For the 10 infants and two children taken from the Asian Orphans Association in a Sept 3 raid, the future is still uncertain.
“We do not have any answers about the temporary custody requests,” said Naly Pilorge, acting president of Licadho, referring to a petition the human rights group submitted to the municipal court just over a week ago in hopes of keeping the children for the time being.
“Meanwhile, the Child Welfare Department [of the Ministry of Social Affairs] went to see the babies on Thursday night and they said that they wanted to transfer the babies to a state orphanage,” Pilorge said.
This came as a surprise to Licadho, since a directive from Prime Minister Hun Sen last Wednesday to the Council of Ministers stipulates that the babies should stay in Licadho’s care during the investigations into the AOA.
“The letter says the babies should be taken to a state orphanage if there is a problem,” Pilorge said, adding that in her opinion there is no problem with the children’s care right now.
According to Pilorge, two women have come to Licadho, claiming to be mothers of two of the children and telling stories very similar to that of Deonj Cheap, the mother who sparked the Sept 3 raid when she claimed an organization offered free medical tests to her two children, and then refused to give them back and instead gave her money for them.

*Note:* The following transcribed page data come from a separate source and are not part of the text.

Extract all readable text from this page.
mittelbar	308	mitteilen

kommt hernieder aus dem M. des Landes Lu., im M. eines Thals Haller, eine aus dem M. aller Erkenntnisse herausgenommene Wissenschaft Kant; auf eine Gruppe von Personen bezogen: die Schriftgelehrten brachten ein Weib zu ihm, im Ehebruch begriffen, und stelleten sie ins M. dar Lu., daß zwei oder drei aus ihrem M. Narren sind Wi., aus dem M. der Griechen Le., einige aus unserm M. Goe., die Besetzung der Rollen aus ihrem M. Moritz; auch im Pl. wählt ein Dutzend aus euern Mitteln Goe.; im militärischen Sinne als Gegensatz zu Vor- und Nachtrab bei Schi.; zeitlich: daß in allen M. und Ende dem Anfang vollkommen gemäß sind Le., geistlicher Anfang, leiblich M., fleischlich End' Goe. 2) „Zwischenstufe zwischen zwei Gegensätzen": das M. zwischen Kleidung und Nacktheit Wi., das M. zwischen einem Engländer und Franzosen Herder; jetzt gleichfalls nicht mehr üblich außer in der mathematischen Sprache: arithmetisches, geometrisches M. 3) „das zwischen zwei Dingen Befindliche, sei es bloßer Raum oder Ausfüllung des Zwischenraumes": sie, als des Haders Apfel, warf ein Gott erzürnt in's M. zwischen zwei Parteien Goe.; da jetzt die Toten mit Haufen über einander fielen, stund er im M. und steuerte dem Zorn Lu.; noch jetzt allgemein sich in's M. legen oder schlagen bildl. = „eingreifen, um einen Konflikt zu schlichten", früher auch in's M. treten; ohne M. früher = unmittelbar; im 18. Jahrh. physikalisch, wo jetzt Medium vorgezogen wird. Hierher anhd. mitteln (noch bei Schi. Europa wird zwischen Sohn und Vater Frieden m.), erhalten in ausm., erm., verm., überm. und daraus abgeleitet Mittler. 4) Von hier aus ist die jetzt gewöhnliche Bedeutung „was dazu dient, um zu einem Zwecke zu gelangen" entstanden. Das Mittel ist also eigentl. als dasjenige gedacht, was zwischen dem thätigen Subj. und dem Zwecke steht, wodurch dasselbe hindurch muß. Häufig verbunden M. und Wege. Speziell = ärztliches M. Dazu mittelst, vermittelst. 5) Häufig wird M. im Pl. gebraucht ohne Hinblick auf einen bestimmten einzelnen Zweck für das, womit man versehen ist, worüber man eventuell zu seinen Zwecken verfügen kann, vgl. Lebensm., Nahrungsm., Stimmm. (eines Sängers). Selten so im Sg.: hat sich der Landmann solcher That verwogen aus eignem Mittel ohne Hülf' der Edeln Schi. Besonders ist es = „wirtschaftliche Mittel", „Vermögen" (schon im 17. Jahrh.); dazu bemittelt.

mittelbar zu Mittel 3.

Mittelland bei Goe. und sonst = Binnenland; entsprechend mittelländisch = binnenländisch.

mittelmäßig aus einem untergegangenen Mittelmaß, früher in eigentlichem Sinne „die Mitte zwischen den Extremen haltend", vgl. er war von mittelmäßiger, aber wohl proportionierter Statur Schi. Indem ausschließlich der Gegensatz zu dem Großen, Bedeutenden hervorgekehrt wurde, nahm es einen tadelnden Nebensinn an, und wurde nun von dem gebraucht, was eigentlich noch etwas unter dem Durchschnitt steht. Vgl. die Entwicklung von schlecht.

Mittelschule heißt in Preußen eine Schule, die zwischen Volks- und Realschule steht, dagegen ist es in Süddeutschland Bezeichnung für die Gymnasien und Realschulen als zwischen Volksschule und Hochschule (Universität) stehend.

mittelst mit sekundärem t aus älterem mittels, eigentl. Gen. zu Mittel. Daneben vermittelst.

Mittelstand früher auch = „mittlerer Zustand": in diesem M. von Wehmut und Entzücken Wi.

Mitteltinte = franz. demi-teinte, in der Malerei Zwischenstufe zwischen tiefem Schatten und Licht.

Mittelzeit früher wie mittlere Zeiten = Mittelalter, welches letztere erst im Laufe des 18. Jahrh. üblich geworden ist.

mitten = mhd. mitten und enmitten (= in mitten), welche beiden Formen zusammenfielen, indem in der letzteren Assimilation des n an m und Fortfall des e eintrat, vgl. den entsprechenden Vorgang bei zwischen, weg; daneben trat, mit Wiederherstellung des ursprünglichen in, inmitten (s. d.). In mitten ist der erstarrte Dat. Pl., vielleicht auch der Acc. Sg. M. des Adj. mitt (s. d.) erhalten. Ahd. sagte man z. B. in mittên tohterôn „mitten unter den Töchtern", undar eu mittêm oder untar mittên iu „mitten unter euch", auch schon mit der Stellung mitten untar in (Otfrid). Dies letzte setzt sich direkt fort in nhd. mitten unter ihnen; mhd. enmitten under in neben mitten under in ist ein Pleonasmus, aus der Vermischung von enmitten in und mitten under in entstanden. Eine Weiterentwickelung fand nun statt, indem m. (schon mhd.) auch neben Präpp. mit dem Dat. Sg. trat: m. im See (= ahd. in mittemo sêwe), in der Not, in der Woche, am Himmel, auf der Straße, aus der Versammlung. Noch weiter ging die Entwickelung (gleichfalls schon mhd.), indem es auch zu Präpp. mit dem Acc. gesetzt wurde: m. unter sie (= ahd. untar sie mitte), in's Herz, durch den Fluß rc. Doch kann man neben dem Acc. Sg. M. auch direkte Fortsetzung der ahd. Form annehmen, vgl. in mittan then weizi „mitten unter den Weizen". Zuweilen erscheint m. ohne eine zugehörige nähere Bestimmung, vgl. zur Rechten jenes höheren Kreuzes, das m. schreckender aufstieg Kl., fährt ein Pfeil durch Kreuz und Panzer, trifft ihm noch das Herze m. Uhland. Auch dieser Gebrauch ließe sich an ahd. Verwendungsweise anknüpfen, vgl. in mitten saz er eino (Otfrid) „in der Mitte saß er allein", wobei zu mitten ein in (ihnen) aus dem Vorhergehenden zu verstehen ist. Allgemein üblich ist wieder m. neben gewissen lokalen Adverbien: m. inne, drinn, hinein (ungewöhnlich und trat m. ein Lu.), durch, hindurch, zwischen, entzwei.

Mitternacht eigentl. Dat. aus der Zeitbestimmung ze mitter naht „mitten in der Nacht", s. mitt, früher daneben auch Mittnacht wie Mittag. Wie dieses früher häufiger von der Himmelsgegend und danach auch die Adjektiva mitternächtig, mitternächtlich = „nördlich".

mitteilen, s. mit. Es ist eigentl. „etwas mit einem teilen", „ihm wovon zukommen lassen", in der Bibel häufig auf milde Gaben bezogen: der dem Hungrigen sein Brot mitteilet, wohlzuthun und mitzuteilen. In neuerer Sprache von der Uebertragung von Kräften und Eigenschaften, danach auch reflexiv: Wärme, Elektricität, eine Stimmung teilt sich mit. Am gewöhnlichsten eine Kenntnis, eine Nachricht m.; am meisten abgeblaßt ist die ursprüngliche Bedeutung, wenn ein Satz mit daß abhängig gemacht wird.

The two women said they were approached while they were pregnant by an organization that offered them financial and medical help when their babies were born, according to Licadho.
After the women gave birth, the organization took the infants in for medical testing, according to Licadho. When the mothers went to pick the babies up, the organization refused to return them, Licadho claims.
Although the women have correctly described birthmarks on two of the babies’ bodies, Licadho officials said they are not yet certain they are the mothers.
Since coming forward to claim the children, the two women have been fired from their restaurant jobs and have received threats, Pilorge said, adding that Deonj Cheap started receiving threats about 10 days ago.
All of the women are now in hiding in a “safe place,” Pilorge said.
However heartening Hun Sen’s directive may be for human rights workers trying to resolve the AOA case, it is a court’s interpretation of Cambodian law that will ultimately decide the matter. And Cambodian law appears to be unclear in this area, Pilorge said.
Adoption is currently governed by a sub-decree that has been in effect since March. According to Pilorge, the new sub-decree contradicts some directives still in effect at the Ministry of Social Affairs.
She also said that Licadho is hoping for assistance on the case from the Ministry of the Interior’s anti-trafficking unit.